Kirchenrecht (kanonisches Recht)

Die Kirchenrechtswissenschaft fragt nach dem theologischen Ort des Rechts in der „Kirche der Liebe“. Die Kirche ist nach eigenem Selbstverständnis "eine einzige komplexe Wirklichkeit, die aus menschlichem und göttlichem Element zusammenwächst“ (vgl. LG 8,1). Sie ist „in Christus gleichsam das Sakrament, das heißt Zeichen und Werkzeug für die innigste Vereinigung mit Gott wie für die Einheit der ganzen Menschheit.“  Das kanonische Recht dient der Kirche und ermöglicht ihr, ihrem Wesen gemäß zu handeln.

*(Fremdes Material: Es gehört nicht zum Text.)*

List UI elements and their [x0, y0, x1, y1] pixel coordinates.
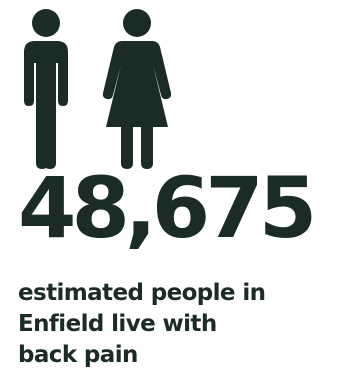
woman-icon: [102, 9, 172, 169]
people-figures: [18, 8, 178, 170]
stat-caption: estimated people in Enfield live with ba…: [18, 280, 266, 368]
people-icons: [24, 9, 172, 169]
man-icon: [24, 9, 68, 169]
stat-number: 48,675: [18, 159, 317, 257]
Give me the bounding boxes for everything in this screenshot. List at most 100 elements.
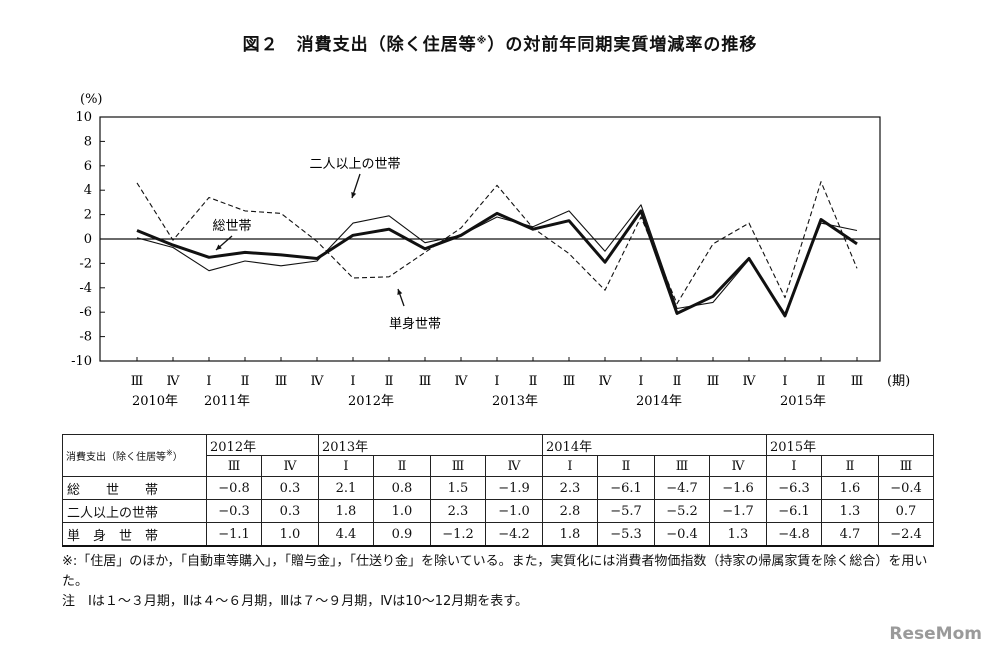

Die Kanonistik erforscht das geltende Recht der Kirche. Sie erfasst das kirchliche Recht als ein vielschichtiges System. Neben dem Recht der lateinischen Westkirche stehen gleichberechtigt die Rechtsordnungen der katholischen orientalischen ‚Kirchen eigenen Rechts’. Unterhalb des universal geltenden Rechts besteht eine Vielzahl von partikular geltenden Rechtsnormen. Anfragen an die Botschaft und Glaubwürdigkeit Kirche sind immer auch Herausforderungen für das Recht als Lebensordnung. Die Geltung der Menschenrechte in der Kirche, ein effektiver Rechtsschutz und ein grundrechtssensibler und dennoch schonungsloser Umgang mit allen Formen des Machtmissbrauchs sind dafür drei aktuelle Beispiele.

Ausgehend davon, dass das Gegenteil von Gerechtigkeit nicht automatisch Barmherzigkeit, sondern zu oft Willkür ist, soll das kirchliche Recht die freie Entfaltung des Glaubens der einzelnen Getauften und ihrer Gemeinschaften ermöglichen. Wie jede Rechtsordnung sichert das Kirchenrecht die Freiheit der Einzelnen wie auch das gemeinsame Wohl aller. Auch das kirchliche Recht ist wie jede Rechtsordnung eine verbindliche Richtschnur (vgl. das Wort ,Canon’) des Zusammenlebens und bindet vor allen anderen jene, die amtliche Verantwortung tragen.

Das Heil der Seelen, das das oberste Ziel jeden Handelns in der Kirche bilden muss, verlangt über generell-abstrakte Normen hinaus auch einen behutsamen Umgang mit dem Einzelfall. Daher ist das kirchliche Recht mehr als staatliche Ordnungen offen für situationsangepasste Anwendungen, die sich freilich an verbindlichen Grundsätzen orientieren. Dadurch darf aber kein Einfallstor für ungerechte Entscheidungen entstehen.

 

Die Kanonistik als Wissenschaft des kirchlichen Rechts bildet innerhalb des theologischen Fächerkanons eine spezifische Wissenschaft, da sie sich neben den Methoden theologischer Erkenntnis primär der juristischen Methoden bedient. Wie jede Rechtswissenschaft ist sie insofern ,dogmatisch’, als sie das geltende Recht erforscht und in der Lehre darlegt. Da kirchliches Recht sich aber nicht nur auf das gesatzte, positive Gesetz beschränken lässt, erarbeitet sie vor dem Hintergrund des kirchlichen Glaubens angesichts der jeweils aktuellen Herausforderungen kritische Vorschläge ,de lege ferenda’, die über bloße Rechtspolitik hinausgehen.